Star2Star has delivered consistently innovative solutions for business communications and collaboration challenges since 2006. Throughout its history, it has demonstrated a commitment to the continuous improvement of cutting-edge technology to anticipate and address the rapidly evolving needs of businesses on the move. The company entered the market in 2007 as one of the limited number of Unified Communications as a Service (“UCaaS”) providers with a cloud platform that combined cloud flexibility with a reliable proprietary network, and the ability to deploy an on-premise voice optimized SD-WAN. Today, Star2Star’s suite of communication and collaboration solutions offers value, reliability, quality, scalability, and the capacity to unify people and processes within an intuitive, cloud-native environment.
Star2Star has been named to such prestigious lists as the Deloitte Technology Fast 500, Inc. 500|5000, Omdia Top 10 UCaaS Service Provider, and Forbes Most Promising Companies.

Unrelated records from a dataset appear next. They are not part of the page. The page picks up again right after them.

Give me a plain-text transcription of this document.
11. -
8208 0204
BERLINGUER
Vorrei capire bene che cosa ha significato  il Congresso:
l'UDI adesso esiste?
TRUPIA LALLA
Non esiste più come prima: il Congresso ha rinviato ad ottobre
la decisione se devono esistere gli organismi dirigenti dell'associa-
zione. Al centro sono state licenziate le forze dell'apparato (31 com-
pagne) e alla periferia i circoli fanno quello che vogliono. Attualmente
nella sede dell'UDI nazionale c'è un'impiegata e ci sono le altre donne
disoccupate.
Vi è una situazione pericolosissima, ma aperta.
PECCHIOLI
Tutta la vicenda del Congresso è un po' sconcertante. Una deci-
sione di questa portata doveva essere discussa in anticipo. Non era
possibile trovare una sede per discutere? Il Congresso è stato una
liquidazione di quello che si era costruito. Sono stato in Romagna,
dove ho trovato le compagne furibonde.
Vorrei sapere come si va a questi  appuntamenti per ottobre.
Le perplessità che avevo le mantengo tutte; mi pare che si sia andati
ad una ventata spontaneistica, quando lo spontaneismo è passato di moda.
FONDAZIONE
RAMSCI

Recognition of its pioneering innovation in the cloud market extends to major industry analyst indicators such as inclusion in the Frost Radar North American Hosted IP Telephony and UCaaS Industry reports and the Gartner Magic Quadrant for UCaaS, Worldwide.
Cautionary Statement Regarding Forward Looking Statements
This press release contains forward-looking statements. When used in this document, the words such as “could”, “plan”, “estimate”, “expect”, “intend”, “may”, “potential”, “should” and similar expressions indicate forward-looking statements. Readers are cautioned not to place undue reliance on forward-looking statements, as there can be no assurance that the plans, intentions or expectations upon which they are based will occur. Forward-looking statements speak only as of the date they are made, and we do not undertake to update these statements other than as required by law. By their nature, forward-looking statements are based on the opinions and estimates of management on the date that the statements are made and involve numerous assumptions, known and unknown risks and uncertainties, both general and specific, that contribute to the possibility that the predictions, forecasts, projections and other events contemplated by the forward-looking statements will not occur or will differ materially from those expected. Such risks and uncertainties include but are not limited to the impact of the recent cyber attack experienced by Sangoma and resulting data breach and other risk factors as disclosed more fully in the management information circular filed by Sangoma on www.sedar.com. Although Sangoma believes that the expectations represented by such forward-looking statements are reasonable based on the current business environment, there can be no assurance that such expectations will prove to be correct as these expectations are inherently subject to business, economic and competitive uncertainties and contingencies. The forward-looking statements contained in this press release are expressly qualified by this cautionary statement and Sangoma undertakes no obligation to update forward-looking statements if circumstances or management’s estimates or opinions should change except as required by law.
Readers are directed to the Circular and Sangoma’s filings on SEDAR with respect to additional risk factors relating to the Acquisition.
Neither the TSX Venture Exchange nor its Regulation Services Provider (as that term is defined in policies of the TSX Venture Exchange) accepts responsibility for the adequacy or accuracy of this release.